One of my personal goals is to learn Spanish in the next five years. I'd like to teach Mini-moose along the way, but I'm worried that I'll get things wrong and then pass along my inaccuracies to him. I just found that the library system in the neighboring county (for which I still have the library card I obtained as a kid) offers courses online. They're Mango for adults and Little Pim for kids, but it looks like there are only 3 short videos for kids in the Little Pim section. I always said I'd get the Muzzy videos for him, but that was mostly because I wanted them so frakking bad when I was a kid. Instead, I got the Little Mermaid. Now I see that the reviews aren't so great.
So, a few questions. If you've taught yourself or your kids another language, how did you do it? I don't have the time (or the babysitter, more specifically) or the money for college courses or $500 computer software. I do have a friend who's fluent in Spanish and who I can probably call to spot-check my pronunciation, but I can't expect him to teach me an entire language over the phone. (He's in Costa Rica at the moment.) I have another friend a few hours away who is fluent. That's about it.

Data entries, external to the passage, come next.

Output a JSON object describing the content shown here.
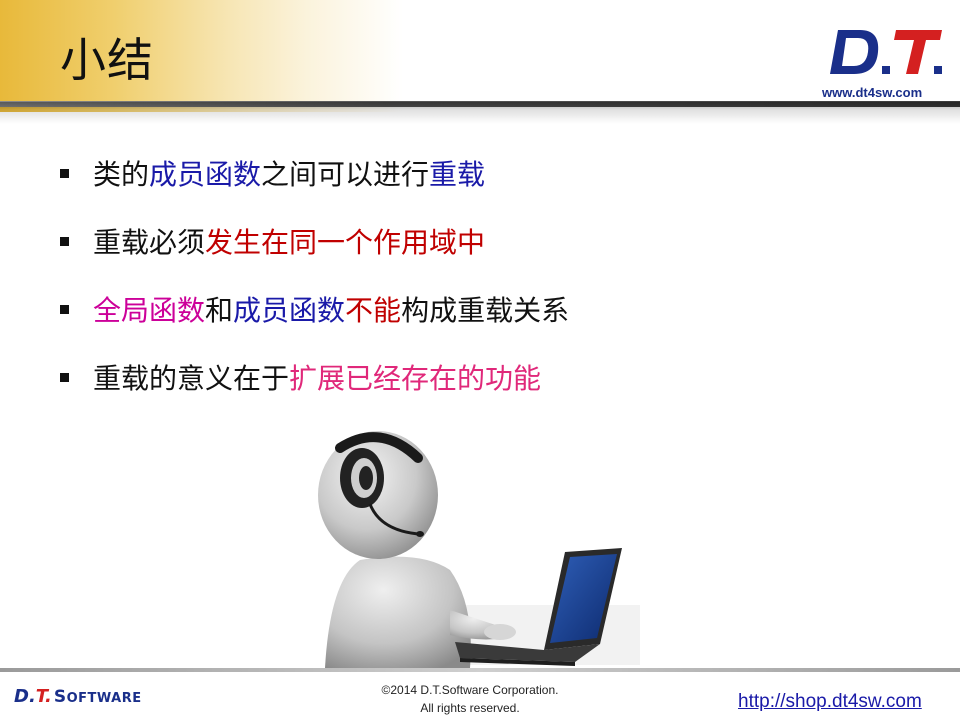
{
  "header": {
    "title": "小结",
    "logo_text": "D.T.",
    "logo_url": "www.dt4sw.com"
  },
  "bullets": [
    {
      "segments": [
        {
          "text": "类的",
          "color": "default"
        },
        {
          "text": "成员函数",
          "color": "blue"
        },
        {
          "text": "之间可以进行",
          "color": "default"
        },
        {
          "text": "重载",
          "color": "blue"
        }
      ]
    },
    {
      "segments": [
        {
          "text": "重载必须",
          "color": "default"
        },
        {
          "text": "发生在同一个作用域中",
          "color": "red"
        }
      ]
    },
    {
      "segments": [
        {
          "text": "全局函数",
          "color": "magenta"
        },
        {
          "text": "和",
          "color": "default"
        },
        {
          "text": "成员函数",
          "color": "blue"
        },
        {
          "text": "不能",
          "color": "red"
        },
        {
          "text": "构成重载关系",
          "color": "default"
        }
      ]
    },
    {
      "segments": [
        {
          "text": "重载的意义在于",
          "color": "default"
        },
        {
          "text": "扩展已经存在的功能",
          "color": "pink"
        }
      ]
    }
  ],
  "footer": {
    "logo_dt": "D.",
    "logo_t": "T.",
    "logo_software_s": "S",
    "logo_software_rest": "OFTWARE",
    "copyright_line1": "©2014 D.T.Software Corporation.",
    "copyright_line2": "All rights reserved.",
    "link": "http://shop.dt4sw.com"
  },
  "colors": {
    "default": "#111111",
    "blue": "#1a1aa8",
    "red": "#c00000",
    "magenta": "#cc0099",
    "pink": "#e0287a",
    "header_gold": "#e8b93a",
    "logo_blue": "#1a2f8a",
    "logo_red": "#d42020"
  }
}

I think a couple of you speak multiple languages at home. Moose is barely two and still learning English--how confusing is it going to be for him to learn Spanish at the same time? I know kids do it all the time, but I'm just curious how it works out. Is there anything I can do to help him keep languages straight?
Our eventual goal is to be able to return to Honduras when a young girl who is very dear to us graduates high school. Last time I went I was with a group and needed a full-time translator. I'd very much like to be able to hold my own the next time around.
I think you have the right idea - if you are using it, even just a little every day the retention rate will be a lot better.
As someone coming from a native speaking standpoint, one of the most egregious things for me to hear is the drawled out vowel sounds most American high school students use because they are too lazy or embarrassed to get the pronunciation down correctly. Interestingly, my mom, who didn't learn English until she was nearly 18 years old, never really corrected my grammar - only my pronunciation.
I will add, I learned my Spanish from my extremely old-fashioned Ecuadorian grandmother, who also had no teeth. So I'm sure I probably spoke with an interesting accent all my own! In fact, Ellie and I have had hysterical conversations where she reveals to me that in fact my vocabulary was almost downright 'Victorian era'.
Thanks for the input. I think I'll be able to pick up the written aspect tolerably well, but it's definitely the pronunciation that worries me. One issue is that I'm very self-conscious and worry so much that I'm going to make a mistake that I end up not even trying. Another is that I have hearing problems. Volume is okay, but I have trouble differentiating between sounds. Things tend to sound alike to me, so I rely a lot on contextual clues. It makes for some interesting times when I mishear things. It's also almost impossible to pick out and follow one person's voice when there is background noise, even if they're standing right next to me. This has all started in the last seven or eight years, so I'm really hoping I can keep training myself to compensate. In the meantime, talking to people with accents (which didn't formerly bother me at all) is difficult, and I wonder how my pronunciation will end up when so many sounds slur together in my ears.
I'm not saying that to whine or try to make excuses. I'm just thinking out loud, and I guess the best way to solve a problem is to acknowledge first that a problem exists. If nothing else, I'd really like to be able to read J's letters in her own words, and THAT is eminently doable.
By the way, MNM, you cracked me up with your last paragraph. If my laughing just woke the kid, I'm blaming you.
I will totally accept blame for that... :D
I think for your auditory issues, the best thing to do is to really try to immerse yourself. Keep listening to the spoken language. It will take a few weeks or possibly a couple of months, but the noises, inflections and little verbal tics that people use will become more apparent to you.
We watch a shit-ton of Japanese cartoons in this house, so I'm actually surprised sometimes to hear English coming out of our TV. Interestingly - Japanese actually uses the same vowel pronunciation that Spanish does. Japanese folks actually have some of the best Spanish pronunciation out there, interestingly enough. One of my moms' favorite salsa bands is actually Japanese. They sing in perfect Spanish. I thought it was so strange, at the time.